Teherán toma represalias y amenaza a la población civil.
Teherán respondió a los ataques estadounidenses, convirtiendo la noche del miércoles en uno de los enfrentamientos más graves desde el establecimiento del alto el fuego. El viernes, Irán instó a la población civil a mantenerse alejada de las fuerzas estadounidenses desplegadas en Oriente Medio, intensificando así sus amenazas contra Israel y Washington. Esta guerra, que ya dura un mes, está teniendo importantes repercusiones en la economía mundial.

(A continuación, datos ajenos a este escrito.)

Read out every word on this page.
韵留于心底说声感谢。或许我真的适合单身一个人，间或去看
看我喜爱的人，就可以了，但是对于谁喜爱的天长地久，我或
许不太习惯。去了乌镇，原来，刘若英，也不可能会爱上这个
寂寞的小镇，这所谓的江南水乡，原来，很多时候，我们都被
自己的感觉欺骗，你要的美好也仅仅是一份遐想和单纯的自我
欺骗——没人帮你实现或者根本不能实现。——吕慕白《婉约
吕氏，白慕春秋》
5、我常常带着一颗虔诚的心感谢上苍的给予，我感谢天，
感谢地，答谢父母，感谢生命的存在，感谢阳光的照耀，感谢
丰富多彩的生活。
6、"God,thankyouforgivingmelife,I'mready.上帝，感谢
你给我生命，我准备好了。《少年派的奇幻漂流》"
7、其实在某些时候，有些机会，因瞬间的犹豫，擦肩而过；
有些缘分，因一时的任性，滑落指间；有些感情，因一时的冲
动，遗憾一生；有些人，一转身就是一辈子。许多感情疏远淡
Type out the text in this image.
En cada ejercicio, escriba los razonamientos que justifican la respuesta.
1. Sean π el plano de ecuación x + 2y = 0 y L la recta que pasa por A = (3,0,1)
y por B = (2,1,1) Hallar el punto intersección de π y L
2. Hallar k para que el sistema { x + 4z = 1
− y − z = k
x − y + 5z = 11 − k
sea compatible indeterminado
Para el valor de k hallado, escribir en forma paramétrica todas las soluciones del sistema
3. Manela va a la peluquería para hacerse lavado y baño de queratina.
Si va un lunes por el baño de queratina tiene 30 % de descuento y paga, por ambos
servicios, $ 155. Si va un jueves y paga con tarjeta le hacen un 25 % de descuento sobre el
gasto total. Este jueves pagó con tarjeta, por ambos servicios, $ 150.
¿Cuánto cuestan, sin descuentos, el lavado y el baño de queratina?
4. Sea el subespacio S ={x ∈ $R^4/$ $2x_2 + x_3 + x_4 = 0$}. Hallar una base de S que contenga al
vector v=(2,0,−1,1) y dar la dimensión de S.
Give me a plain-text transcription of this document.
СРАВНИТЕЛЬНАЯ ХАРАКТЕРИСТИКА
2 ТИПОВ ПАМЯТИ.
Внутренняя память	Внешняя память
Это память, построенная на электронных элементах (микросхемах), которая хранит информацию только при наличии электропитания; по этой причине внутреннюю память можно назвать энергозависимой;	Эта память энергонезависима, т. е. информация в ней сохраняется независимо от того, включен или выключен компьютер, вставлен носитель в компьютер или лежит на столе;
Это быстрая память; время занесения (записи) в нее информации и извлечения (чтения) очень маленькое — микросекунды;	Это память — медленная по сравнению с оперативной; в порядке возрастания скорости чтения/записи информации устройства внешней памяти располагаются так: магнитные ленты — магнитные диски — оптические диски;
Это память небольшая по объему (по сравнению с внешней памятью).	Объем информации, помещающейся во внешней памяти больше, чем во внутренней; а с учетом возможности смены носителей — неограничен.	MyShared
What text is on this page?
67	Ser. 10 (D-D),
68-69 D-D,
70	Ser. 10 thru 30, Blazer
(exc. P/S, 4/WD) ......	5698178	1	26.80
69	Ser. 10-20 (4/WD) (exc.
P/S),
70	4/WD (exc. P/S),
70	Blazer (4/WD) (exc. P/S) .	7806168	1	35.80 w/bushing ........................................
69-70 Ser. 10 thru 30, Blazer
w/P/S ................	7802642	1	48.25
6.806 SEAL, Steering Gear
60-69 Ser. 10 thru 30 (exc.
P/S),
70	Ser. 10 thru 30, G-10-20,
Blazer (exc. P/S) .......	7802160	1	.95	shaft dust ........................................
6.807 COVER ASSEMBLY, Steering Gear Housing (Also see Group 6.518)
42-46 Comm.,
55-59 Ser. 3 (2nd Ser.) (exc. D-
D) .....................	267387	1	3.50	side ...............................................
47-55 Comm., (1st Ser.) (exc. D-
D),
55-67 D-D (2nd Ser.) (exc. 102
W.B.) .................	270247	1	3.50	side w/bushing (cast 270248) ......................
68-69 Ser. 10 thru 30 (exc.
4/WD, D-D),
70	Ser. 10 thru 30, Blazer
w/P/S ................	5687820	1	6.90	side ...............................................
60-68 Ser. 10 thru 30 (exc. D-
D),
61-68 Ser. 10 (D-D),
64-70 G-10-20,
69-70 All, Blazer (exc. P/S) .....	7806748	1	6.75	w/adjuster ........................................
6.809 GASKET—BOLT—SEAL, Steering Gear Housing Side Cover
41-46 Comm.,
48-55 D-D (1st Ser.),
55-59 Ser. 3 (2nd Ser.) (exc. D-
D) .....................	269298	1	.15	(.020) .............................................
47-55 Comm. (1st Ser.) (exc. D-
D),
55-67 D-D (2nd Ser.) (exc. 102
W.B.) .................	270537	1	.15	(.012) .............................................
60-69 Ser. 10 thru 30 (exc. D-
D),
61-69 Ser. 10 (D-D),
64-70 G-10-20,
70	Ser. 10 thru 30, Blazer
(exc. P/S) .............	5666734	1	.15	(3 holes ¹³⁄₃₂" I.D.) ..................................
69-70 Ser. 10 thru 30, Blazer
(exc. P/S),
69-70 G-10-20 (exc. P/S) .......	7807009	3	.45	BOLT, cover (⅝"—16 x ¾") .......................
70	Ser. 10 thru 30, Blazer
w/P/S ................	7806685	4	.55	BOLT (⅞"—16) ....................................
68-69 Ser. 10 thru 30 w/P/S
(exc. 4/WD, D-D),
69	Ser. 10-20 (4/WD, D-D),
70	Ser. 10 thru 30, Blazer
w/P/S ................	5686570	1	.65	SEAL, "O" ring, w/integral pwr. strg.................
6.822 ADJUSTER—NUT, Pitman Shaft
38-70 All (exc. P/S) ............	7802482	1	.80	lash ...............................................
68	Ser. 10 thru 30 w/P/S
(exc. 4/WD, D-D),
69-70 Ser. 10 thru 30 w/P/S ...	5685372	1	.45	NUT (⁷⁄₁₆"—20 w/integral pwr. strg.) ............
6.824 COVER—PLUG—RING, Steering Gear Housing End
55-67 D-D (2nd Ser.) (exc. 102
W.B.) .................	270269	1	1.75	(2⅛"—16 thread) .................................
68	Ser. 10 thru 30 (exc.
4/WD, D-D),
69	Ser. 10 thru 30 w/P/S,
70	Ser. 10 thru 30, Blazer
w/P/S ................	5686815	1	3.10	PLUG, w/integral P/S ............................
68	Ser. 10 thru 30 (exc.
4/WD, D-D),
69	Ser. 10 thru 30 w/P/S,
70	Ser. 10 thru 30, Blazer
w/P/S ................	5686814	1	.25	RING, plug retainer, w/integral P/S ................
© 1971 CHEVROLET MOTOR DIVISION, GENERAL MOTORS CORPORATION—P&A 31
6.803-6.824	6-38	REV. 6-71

El secretario de Estado estadounidense, Marco Rubio, afirmó que Washington planea poner fin a sus operaciones en Irán en las próximas dos semanas. Por parte israelí, el primer ministro Benjamin Netanyahu exige el control del 70% de la Franja de Gaza, lo que complica aún más las perspectivas de resolución de la crisis. Las capitales regionales observan con preocupación el deterioro de un alto el fuego que parece cada vez más teórico.